Santa's Little Helper is a cut above the average cartoon dog. Despite being involved in many far-fetched storylines, for a cartoon dog he's pretty realistic. In a medium where dogs quite routinely wear clothes, walk on two legs and speak in human voices, this fictional canine actually behaves like a dog. He's playful, inquisitive and has bags of character, and when he gets bored he can be destructive. And he is sometimes bored and neglected, when the Simpsons get preoccupied with other matters.
Like many dogs in the real world, Santa's Little Helper is generally treated well by his family, but there are times when the Simpsons neglect his needs or misunderstand his behaviour. He plays a minor role in most episodes that reflects how easy it is to take our own dogs for granted - a fact which is thrown into stark relief in the episode where Santa's Little Helper needs life-saving surgery and his attempts to alert the family to his illness are ignored until he collapses in front of them.

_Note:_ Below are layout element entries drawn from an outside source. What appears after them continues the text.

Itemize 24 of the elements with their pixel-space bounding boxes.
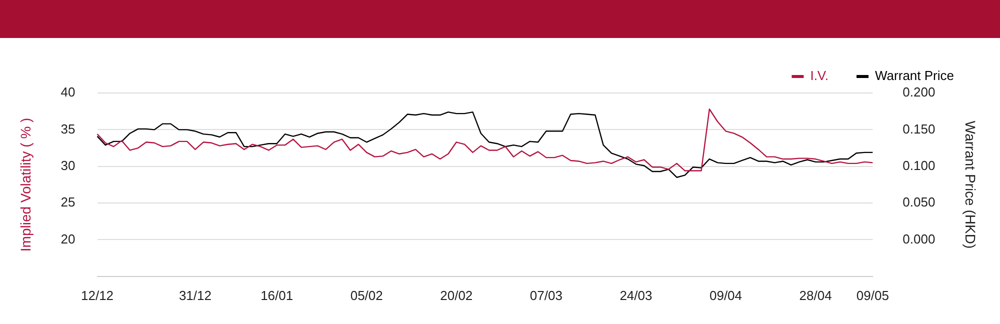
x-tick-label: 28/04 [799, 288, 832, 303]
x-tick-label: 24/03 [620, 288, 652, 303]
legend-label: Warrant Price [875, 68, 954, 84]
x-tick-label: 05/02 [350, 288, 383, 303]
x-tick-label: 16/01 [260, 288, 294, 303]
y-tick-label: 25 [60, 194, 76, 210]
y2-tick-label: 0.200 [902, 84, 936, 100]
y2-tick-label: 0.150 [902, 121, 936, 136]
x-tick-label: 07/03 [530, 288, 562, 303]
x-tick-label: 12/12 [80, 288, 114, 303]
y2-tick-label: 0.050 [902, 194, 936, 210]
y-tick-label: 40 [60, 84, 76, 100]
x-tick-label: 20/02 [440, 288, 473, 303]
y2-tick-label: 0.000 [902, 231, 936, 246]
x-tick-label: 31/12 [178, 288, 212, 303]
y-tick-label: 35 [60, 121, 76, 136]
y-tick-label: 30 [60, 158, 76, 173]
y2-tick-label: 0.100 [902, 158, 936, 173]
y2-axis-title: Warrant Price (HKD) [962, 120, 979, 249]
y-axis-title: Implied Volatility ( % ) [17, 118, 34, 252]
y-tick-label: 20 [60, 231, 76, 246]
x-tick-label: 09/05 [856, 288, 889, 303]
legend-label: I.V. [810, 68, 829, 84]
x-tick-label: 09/04 [709, 288, 742, 303]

And although he is a dog that became a Christmas present, Santa's Little Helper conveys important messages about responsible dog-ownership. In the very first episode of The Simpsons, when the family acquires him, he highlights the plight of abandoned racing greyhounds. He shows us the gaps in understanding between dogs and their humans - gaps that can often be addressed with a little effort on our side. In the episode where Bart takes him to a dog-training school after his behaviour gets out of hand, we see an example of harsh training methods rejected by Bart, who refuses to use a choke-chain on his dog. And in the same episode, it's by playing with his dog that Bart finally manages to reach an understanding with him, creating a stronger bond that leads to better behaviour.
At a time when rescue charities are bursting at the seams with unwanted dogs and the media often promotes irresponsible attitudes to pets, Santa's Little Helper often provides a refreshingly common-sense portrayal of a dog's life. And whatever happens to him (including one occasion when Bart temporarily discards him for a better trained dog), the mutual devotion between him and his family emphasises that a dog is for life, not just for Christmas.